I think ExxonMobil Guyana and ExxonMobil corporate will comment on their ambitions there together with their partners. So I have no further comment on that.
Okay. Understood. Thanks.
Thank you. As a reminder, if you wish to ask a question, please press star one and one. We will now take the next question from the line of André Mulder from Kepler Cheuvreux. Please go ahead.

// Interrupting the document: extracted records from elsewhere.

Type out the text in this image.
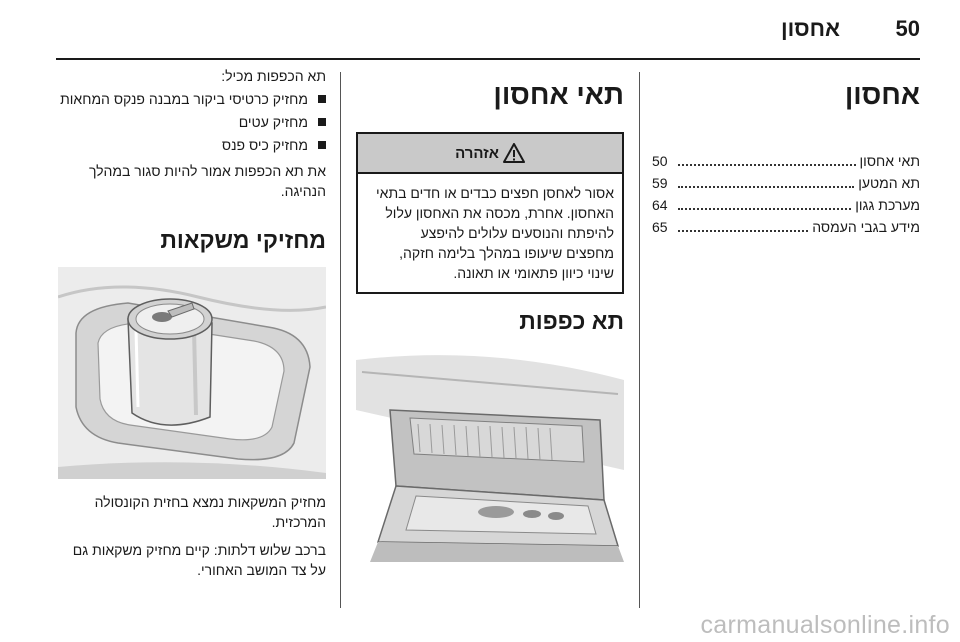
50
אחסון
אחסון
תאי אחסון
50
תא המטען
59
מערכת גגון
64
מידע בגבי העמסה
65
תאי אחסון
אזהרה
אסור לאחסן חפצים כבדים או חדים בתאי האחסון. אחרת, מכסה את האחסון עלול להיפתח והנוסעים עלולים להיפצע מחפצים שיעופו במהלך בלימה חזקה, שינוי כיוון פתאומי או תאונה.
תא כפפות
תא הכפפות מכיל:
מחזיק כרטיסי ביקור במבנה פנקס המחאות
מחזיק עטים
מחזיק כיס פנס
את תא הכפפות אמור להיות סגור במהלך הנהיגה.
מחזיקי משקאות
מחזיק המשקאות נמצא בחזית הקונסולה המרכזית.
ברכב שלוש דלתות: קיים מחזיק משקאות גם על צד המושב האחורי.
carmanualsonline.info
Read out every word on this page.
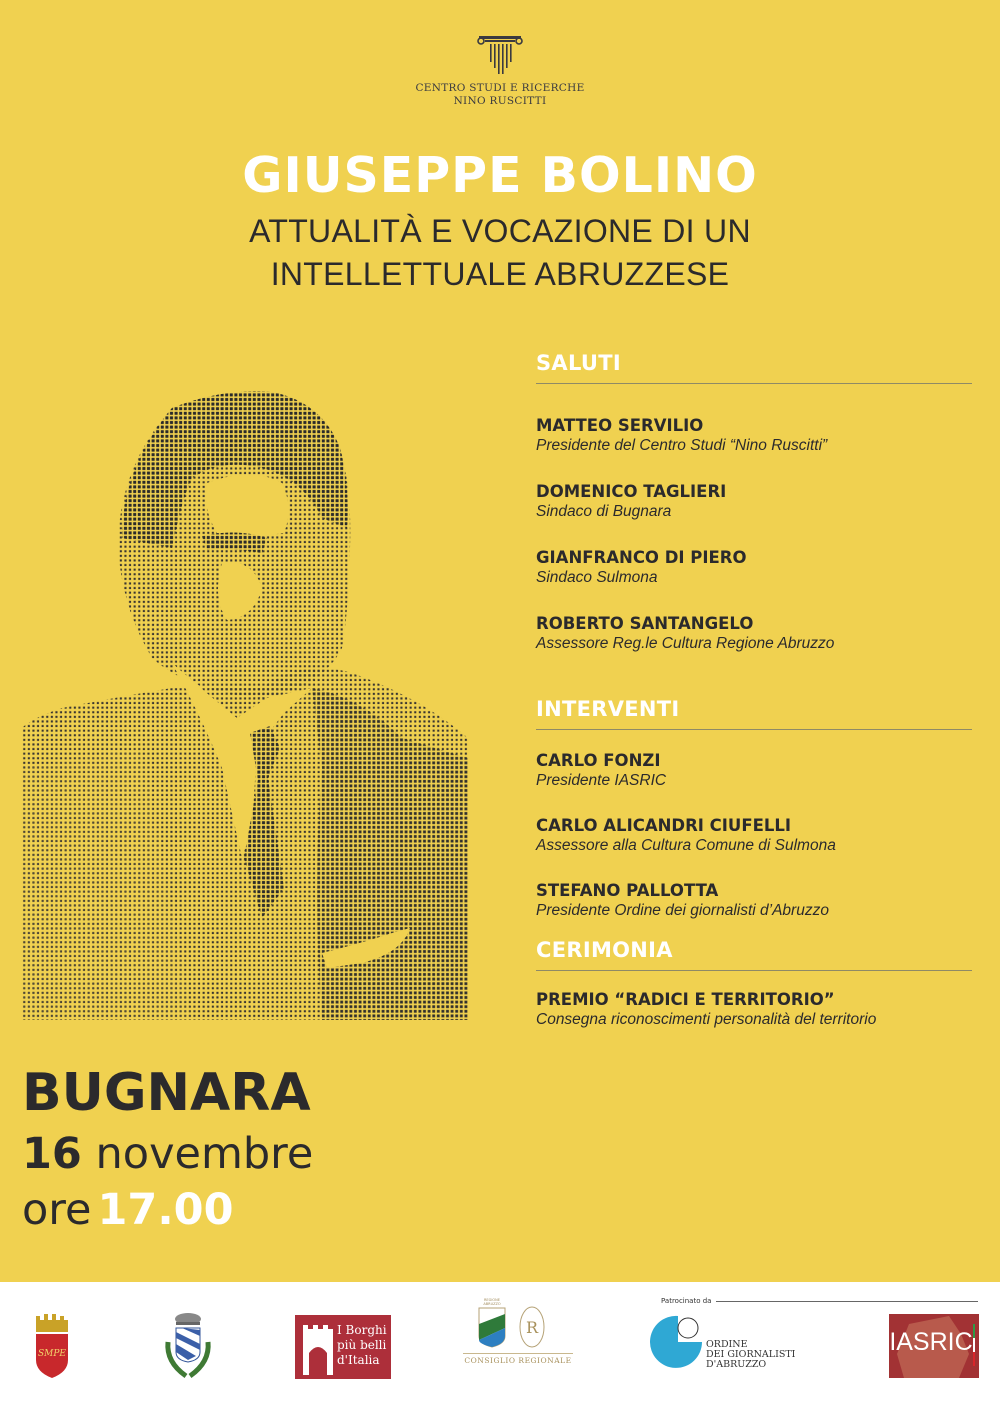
CENTRO STUDI E RICERCHE
NINO RUSCITTI
GIUSEPPE BOLINO
ATTUALITÀ E VOCAZIONE DI UN
INTELLETTUALE ABRUZZESE
SALUTI
MATTEO SERVILIO
Presidente del Centro Studi “Nino Ruscitti”
DOMENICO TAGLIERI
Sindaco di Bugnara
GIANFRANCO DI PIERO
Sindaco Sulmona
ROBERTO SANTANGELO
Assessore Reg.le Cultura Regione Abruzzo
INTERVENTI
CARLO FONZI
Presidente IASRIC
CARLO ALICANDRI CIUFELLI
Assessore alla Cultura Comune di Sulmona
STEFANO PALLOTTA
Presidente Ordine dei giornalisti d’Abruzzo
CERIMONIA
PREMIO “RADICI E TERRITORIO”
Consegna riconoscimenti personalità del territorio
BUGNARA
16 novembre
ore 17.00
SMPE
I Borghi
più belli
d'Italia
REGIONE ABRUZZO
R
CONSIGLIO REGIONALE
ORDINE
DEI GIORNALISTI
D'ABRUZZO
IASRIC
Patrocinato da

Good morning. A few questions. Initially, you said that the EBITDA increase of the two sales will be around $500 million. Is that indeed the case? Secondly, can you be a bit more specific on how the split works between Technip and your company on the GranMorgu project? So maybe a rough split in terms of size there. And last one, looking at the development so far in Guyana, the earlier disposals, the fact that they're ordering turnkey units, have there been already any talks on whether One Guyana will also go earlier than planned?
Yeah. Okay. Good morning, André. On EBITDA and the increase in the guidance, I would say the delta between the 1.3 and the 1.9 is mainly explained by the two. In other words, what I'm telling you, it ended up being more than the 500. On the JV on the GranMorgu, you could look at roughly 50/50. Regarding earlier purchases, that's going to be down to Exxon and their partners. We don't have any visibility. One Guyana would have to be purchased by middle of 2027 is the thinking. That's the backstop date.
Okay. And following question on Technip side, you said 50/50. Technip just said that their share will be slightly over EUR 1 billion. That sounds quite low compared to, let's say, a price of around $3 billion for such a unit, dollars.
Yeah. If I'm not mistaken, André, they said it was above, not around. So yeah.
Yep. Okay. Thanks.
Thank you. There are no further questions. I'll hand over back to Øivind Tangen for closing remarks.
Thank you very much for joining the call today and for your time and your questions. If you have any further questions, please contact our IR department directly. Thank you very much and have a great day.
Ladies and gentlemen, this concludes the SBM Offshore Conference Call. You may now disconnect your lines. Thank you for your participation.